Hey Loren! That woman (if only you could read) is my sister-in-law. She is a terrific person and the mother of my two gorgeous nieces. She is extremely well educated and is a teacher herself. Her mother was the principal of school from which she retired. Both woman have religious beliefs. As I have said many times elsewhere on the A/N website, people who were religious but are now atheist never had or ever will consider themselves stupid. They are people just like most of us (except you apparently). Just like they have many reasons to continue to believe, you, Loren, must have many reasons to hate and bestow your anger toward. But it is ultimately your choice to be human and understand that most religious people are just like you, regular people. You may have though it was funny, but it is at the mother of my nieces' expense, and that is insulting to me. MANs like you need another perspective.

Comment by Richard ∑wald on March 28, 2012 at 3:26pm

The brand of "god" is inconsequential, as is any attached mythos. What is salient is the danger of  "faith" itself.

Comment by Pat on March 28, 2012 at 2:50pm

You could have said, "You're right. No one who believes in Chango, the Voodoo god, would have ever done that." Then again, probably not. In all seriousness, the best course is to bite your tongue, and let the woman have her delusion. More importantly, though, let your child know the truth. 

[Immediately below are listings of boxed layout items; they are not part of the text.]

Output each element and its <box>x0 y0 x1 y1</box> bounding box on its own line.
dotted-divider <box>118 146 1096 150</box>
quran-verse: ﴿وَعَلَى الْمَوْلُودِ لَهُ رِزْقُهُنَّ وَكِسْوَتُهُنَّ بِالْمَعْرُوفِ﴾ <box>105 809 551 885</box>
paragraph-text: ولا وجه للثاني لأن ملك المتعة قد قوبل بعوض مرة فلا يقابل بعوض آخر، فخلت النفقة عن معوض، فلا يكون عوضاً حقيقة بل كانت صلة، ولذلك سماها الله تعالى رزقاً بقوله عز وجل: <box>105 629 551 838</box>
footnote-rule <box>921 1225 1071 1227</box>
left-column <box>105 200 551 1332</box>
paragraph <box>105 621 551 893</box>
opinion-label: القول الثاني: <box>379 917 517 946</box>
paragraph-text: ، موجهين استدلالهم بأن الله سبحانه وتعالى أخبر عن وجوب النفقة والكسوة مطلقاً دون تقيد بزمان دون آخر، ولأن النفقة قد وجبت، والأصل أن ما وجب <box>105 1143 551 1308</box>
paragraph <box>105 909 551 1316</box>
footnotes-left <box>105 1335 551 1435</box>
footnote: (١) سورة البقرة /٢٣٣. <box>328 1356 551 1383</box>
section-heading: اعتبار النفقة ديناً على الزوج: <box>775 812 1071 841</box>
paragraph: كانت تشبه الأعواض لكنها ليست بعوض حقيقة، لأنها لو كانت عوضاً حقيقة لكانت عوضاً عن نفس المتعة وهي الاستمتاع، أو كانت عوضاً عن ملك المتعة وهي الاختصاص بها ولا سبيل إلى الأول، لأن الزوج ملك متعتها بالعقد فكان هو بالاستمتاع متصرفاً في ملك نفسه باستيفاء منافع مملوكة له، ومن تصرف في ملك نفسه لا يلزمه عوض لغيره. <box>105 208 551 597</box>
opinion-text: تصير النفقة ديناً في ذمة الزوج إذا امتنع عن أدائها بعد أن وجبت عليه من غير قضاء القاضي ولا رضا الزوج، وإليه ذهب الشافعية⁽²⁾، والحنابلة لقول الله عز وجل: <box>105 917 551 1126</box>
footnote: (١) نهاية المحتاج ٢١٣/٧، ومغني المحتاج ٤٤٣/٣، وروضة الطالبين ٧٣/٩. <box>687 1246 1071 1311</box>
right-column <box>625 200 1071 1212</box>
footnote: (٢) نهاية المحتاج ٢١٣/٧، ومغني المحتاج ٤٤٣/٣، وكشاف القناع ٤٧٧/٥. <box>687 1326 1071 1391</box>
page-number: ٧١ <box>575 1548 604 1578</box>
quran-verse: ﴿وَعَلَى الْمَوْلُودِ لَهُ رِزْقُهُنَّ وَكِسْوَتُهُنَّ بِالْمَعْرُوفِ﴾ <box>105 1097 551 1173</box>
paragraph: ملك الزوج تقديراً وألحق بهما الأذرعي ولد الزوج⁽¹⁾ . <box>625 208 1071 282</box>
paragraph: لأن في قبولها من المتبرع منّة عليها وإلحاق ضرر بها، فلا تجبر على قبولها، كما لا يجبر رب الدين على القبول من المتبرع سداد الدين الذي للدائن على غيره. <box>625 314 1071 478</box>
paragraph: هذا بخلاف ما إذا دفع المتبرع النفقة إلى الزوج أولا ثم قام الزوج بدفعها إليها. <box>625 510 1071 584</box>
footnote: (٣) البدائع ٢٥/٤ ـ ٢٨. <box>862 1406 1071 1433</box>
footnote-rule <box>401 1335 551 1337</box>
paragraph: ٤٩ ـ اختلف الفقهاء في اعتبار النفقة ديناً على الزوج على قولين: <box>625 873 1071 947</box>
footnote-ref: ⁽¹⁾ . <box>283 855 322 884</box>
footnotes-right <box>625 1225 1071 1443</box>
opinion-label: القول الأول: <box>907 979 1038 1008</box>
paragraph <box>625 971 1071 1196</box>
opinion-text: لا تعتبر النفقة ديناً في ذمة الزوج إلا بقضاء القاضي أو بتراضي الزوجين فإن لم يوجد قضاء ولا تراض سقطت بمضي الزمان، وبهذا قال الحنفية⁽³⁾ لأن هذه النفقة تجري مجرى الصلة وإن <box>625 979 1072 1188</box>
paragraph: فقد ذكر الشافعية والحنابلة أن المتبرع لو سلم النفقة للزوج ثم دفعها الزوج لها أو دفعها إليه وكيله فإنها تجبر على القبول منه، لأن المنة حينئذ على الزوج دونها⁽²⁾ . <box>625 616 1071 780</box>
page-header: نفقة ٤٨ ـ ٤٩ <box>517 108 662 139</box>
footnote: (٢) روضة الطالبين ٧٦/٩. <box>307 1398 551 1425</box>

Comment by Loren Miller on March 28, 2012 at 2:11pm

Hey, Jane!  That was actually aimed at the woman in Cane's story, who was certain someone else was going to hell.  I figured it was a proper comeback for that!

Comment by SaucyJane on March 28, 2012 at 1:52pm

@Loren: thanks... it's been a few years. :-P

Comment by Loren Miller on March 28, 2012 at 12:04pm

Rebuttal:

Comment by AtheistTech on March 28, 2012 at 11:49am

I'll keep this short as I can. We had a holiday dinner with my two brothers and the youngest's wife and kids. We were having a political discussion during which the wife kept mostly silent. That is until she blurted out that the person we were discussing would go to hell. Dead silence met her comment.

Comment by Reason Being on March 28, 2012 at 11:36am

I too have had similar experiences and chose to bite my tongue.  The question I asked myself is this:  Is religion/god or at least my views on those subjects worth more to me than this friendship?"  In most cases where conversation will go nowhere, I have concluded that my friendship is a) not based in any way on religion and in fact, religion hardly comes up at all and b) my friendship is more important to me than promoting my view or changing my friends.  My advice to you...have an honest discussion with yourself about those questions or similar ones that better fit who you are.